Currently in my discrete math class we are working on Recurrence Relations and sequences. Now there are similar problems to mine on here but I could not find what I was looking for. My teacher for this class just plain cannot teach and was hoping someone could help explain this to me.
The problem I have is to find the first five terms of this sequence: $a_n=3a_{n-1} - 1$; with $a_1 = 1$
Then I have to find an explicit or closed definition for this sequence?

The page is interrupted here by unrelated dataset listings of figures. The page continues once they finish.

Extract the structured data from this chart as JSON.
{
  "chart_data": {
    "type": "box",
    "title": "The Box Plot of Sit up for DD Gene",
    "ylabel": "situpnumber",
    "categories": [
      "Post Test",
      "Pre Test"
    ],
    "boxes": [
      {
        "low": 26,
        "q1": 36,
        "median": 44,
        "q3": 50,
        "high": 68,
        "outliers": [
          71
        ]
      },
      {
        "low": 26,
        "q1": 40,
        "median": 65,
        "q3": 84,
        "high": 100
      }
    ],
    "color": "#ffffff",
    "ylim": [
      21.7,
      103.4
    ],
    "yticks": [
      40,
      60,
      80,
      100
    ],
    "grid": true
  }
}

If anyone could please offer up some help it would truly be appreciated.
$$a_2=3a_1=(3^1)a_1-(3^0)$$ $$a_3=3(3a_1-1)-1=9a_1-4=(3^2)a_1-(3^0+3^1)$$ $$a_4=3(9a_1-4)-1=27a_1-13=(3^3)a_1-(3^0+3^1+3^2)$$ and so forth. Since $a_1=1$, we get
$$a_n=3^{n-1}-\sum_{k=0}^{n-2}{3^k}$$
Inductive proof as requested: $$a_1=1$$ $$a_n=3a_{n-1}-1 (A)$$ Show that $$a_n=3^{n-1}-\sum_{k=0}^{n-2}{3^k} (B)$$ Step $1$: Prove for $n=2$. $$A\rightarrow a_2=3\cdot1-1=2$$ $$B\rightarrow a_2=3^1-\sum_{x=0}^{0}{3^x}=3^1-3^0=2$$ Hence proved true for $n=2$.
Inductive step: Assume true for $n=k$, then show for $n=k+1$
Via statement $A$ we are showing that $a_{k+1}=3a_k-1$ $$a_k=3^{k-1}-(3^0+...+3^{k-2})$$ $$a_{k+1}=3^{k}-(3^0+...+3^{k-1})$$ $$\frac{1}{3}a_{k+1}=3^{k-1}-(3^{-1}+...+3^{k-2})$$ $$\frac{1}{3}a_{k+1}=3^{k-1}-(3^0+...+3^{k-2})-\frac{1}{3}$$ $$\frac{1}{3}a_{k+1}=a_k-\frac{1}{3}$$ $$a_{k+1}=3a_k-1$$ Hence we have proved the statement true for $n=2$, and for $n=k+1$ when $n=k$ has been assumed, hence the statement is true for all $n \in \Bbb Z, n\ge 2$.